Em março de 2016, o empresário concedeu uma entrevista à Revista Cidade Verde, onde revelou os dez passos que asseguraram o sucesso dos seus negócios. Na época da entrevista, o Brasil estava no meio de uma crise econômica e além de falar como tudo começou, ele destacou como enfrentar crises. Desde a seca, ainda no início de tudo, até as crises econômicas pelas quais passou.  

Confira a reportagem completa que foi capa da edição 133: 

Ele tem apenas o primário e começou os negócios com uma pequena “bodega”, em Cajazeiras, cidade do interior da Paraíba. Ali, ainda em 1949, João Claudino Fernandes percebeu que tinha o tal “tino” para o comércio, capacidade que herdou do pai, o seu Joca. Cinco anos depois, vendeu o ponto para se unir a um dos 15 irmãos, Valdecy Claudino, e ao pai. Em 1958, quando a seca chegou à Paraíba, a família previu uma grave crise econômica e decidiu mudar a loja de cidade. E foi em Bacabal, no Maranhão, que começou, de fato, a história de um dos maiores conglomerados de lojas do país. 

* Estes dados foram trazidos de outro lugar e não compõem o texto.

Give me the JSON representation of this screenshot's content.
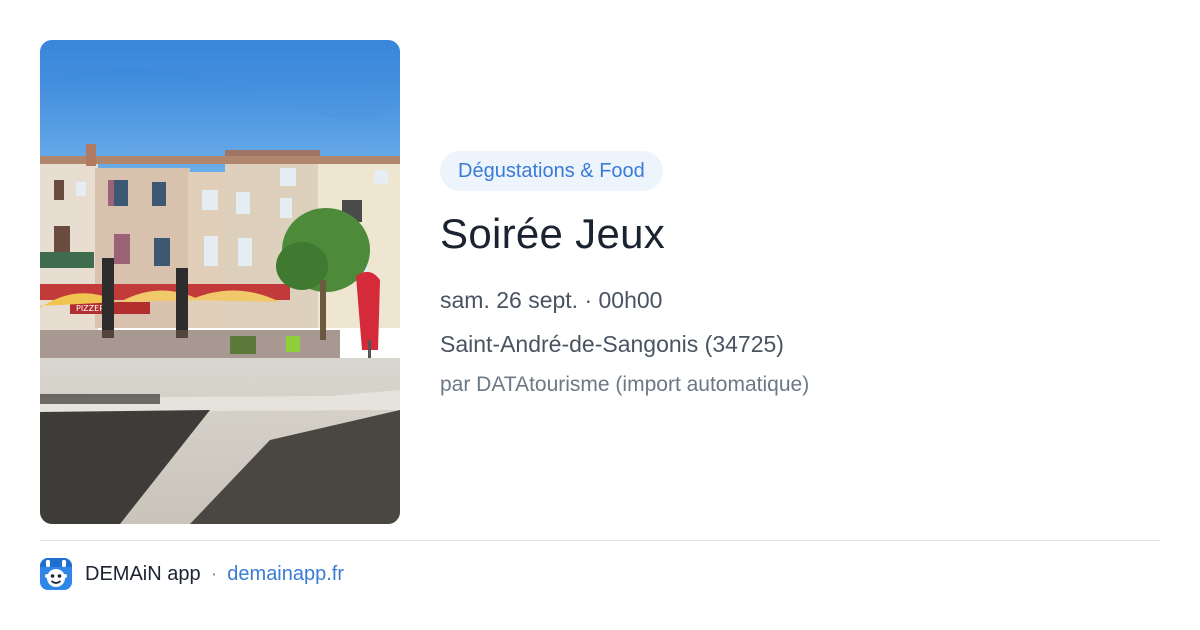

A primeira loja do Armazém Paraíba foi aberta no local onde funcionava uma antiga usina de beneficiamento de arroz. Eram 13 funcionários em pouco mais de 200 metros quadrados – uma alternativa que, para os Claudino, era provisória: duraria apenas o período da seca. Mas logo essa ideia de voltar para Cajazeiras foi descartada. A região vivia um ótimo momento para o comércio e as ideias inovadoras dos dois irmãos faziam os negócios avançarem a passos largos, num ritmo acelerado de expansão, inclusive para os estados vizinhos. 

Apesar do sucesso, nem de longe se imaginava que aquela loja era a base de um grupo que hoje engloba 13 empresas, cujo faturamento chegou a R$ 3 bilhões em 2015, segundo a Sociedade Brasileira de Varejo e Consumo (SBVC) – e, somente as vendas do Paraíba, respondem pela metade desse valor. 

Mas qual é o segredo do sucesso? 

Prestes a completar 86 anos, o empresário João Claudino, ou “Seu João”, como gosta de ser chamado, falou abertamente à Revista Cidade Verde sobre os caminhos que percorreu e os desafios que enfrentou desde que abriu sua primeira “bodega”, há 67 anos, até chegar aos dias de hoje, com mais de 280 lojas espalhadas pelo país. 

A conversa tranquila de quem tem experiência no assunto revelou uma lista com os 10 passos para manter os negócios de pé e fazê-los prosperar. 

1.VOCAÇÃO 

“Você tem que ter tino para a atividade que escolheu. E isso serve para tudo na vida. Você tem que ter a certeza do que quer e gostar do trabalho. Se você não gosta, não adianta, porque o trabalho vira sofrimento. Mas se gosta, aí nem parece trabalho, é lazer. Quando eu montei minha primeira bodega, eu percebi que tinha jeito para aquilo e que gostava”. 

2.DEDICAÇÃO 

“Isso vem naturalmente quando você gosta do que faz. Quando saímos da Paraíba, ainda não éramos vistos na sociedade como grandes empresários. O que fez crescer, o que fez expandir, foi a dedicação mesmo, o trabalho mesmo, a empolgação. Eu não tinha estudo, mas tinha a vontade de trabalhar, disposição para fazer as coisas”. 

3.CREDIBILIDADE 

“Essa é uma característica que te leva para todo canto. Quando você consegue conquistar a confiança do cliente e das pessoas com quem você trabalha, aí você tem futuro. E isso você consegue dando seriedade ao seu trabalho, cumprindo com o que promete, tendo palavra”. 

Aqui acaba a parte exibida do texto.